Is MS going to be a jerk about it? Almost certainly not. Could they if they wanted to? Sure seems like it.

jasonthorsness 7 days ago

I worry that with the threat of Cursor this will be more common now. Microsoft's business interest will prevent them from funding development work that directly benefit the popular forks (for years they probably assumed no fork could ever gain traction...).

kstrauser 7 days ago

I suspect you're right. And thus came the end of the era of free VSCode.

Onavo 7 days ago

Microsoft owns shares of Cursor through OpenAI

mixmastamyk 6 days ago

I notice your very important post, arguably the most important, has been buried under piles of fawning.
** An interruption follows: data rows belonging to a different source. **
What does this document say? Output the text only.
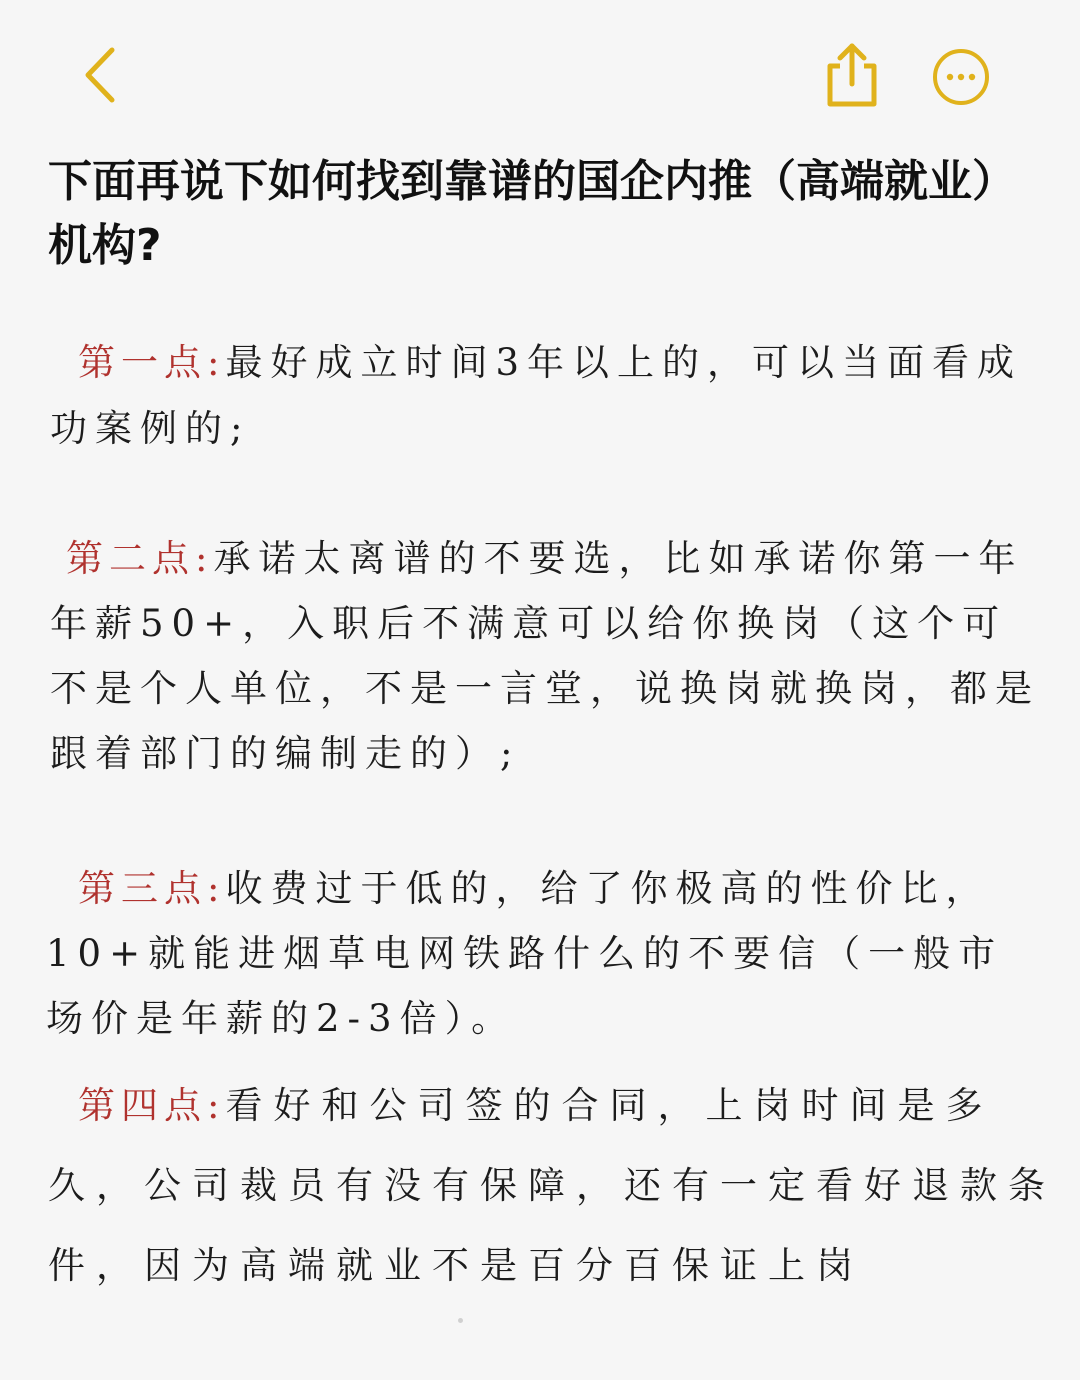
下面再说下如何找到靠谱的国企内推（高端就业）机构?

第一点:最好成立时间3年以上的，可以当面看成功案例的;

第二点:承诺太离谱的不要选，比如承诺你第一年年薪50+，入职后不满意可以给你换岗（这个可不是个人单位，不是一言堂，说换岗就换岗，都是跟着部门的编制走的）;

第三点:收费过于低的，给了你极高的性价比，10+就能进烟草电网铁路什么的不要信（一般市场价是年薪的2-3倍）。

第四点:看好和公司签的合同，上岗时间是多久，公司裁员有没有保障，还有一定看好退款条件，因为高端就业不是百分百保证上岗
Were you downvoted from a higher score?

ldjkfkdsjnv 7 days ago

does anyone actually think like this?

kstrauser 7 days ago

Anyone who works in risk management and/or threat modeling for a living does.

ldjkfkdsjnv 7 days ago

thats such a small percentage of people

kstrauser 7 days ago

There aren't that many doctors, either, as a percentage of the population, but if they tell you not to eat paint, you might consider their opinion.

ahartmetz 7 days ago

I go further than that and say screw Microsoft's partially open source stuff. Because VS Code isn't fully FOSS, which is a bit weird, isn't it.

ParetoOptimal 6 days ago

Are you insinuating that the way the majority thinks is more correct and should be preferred?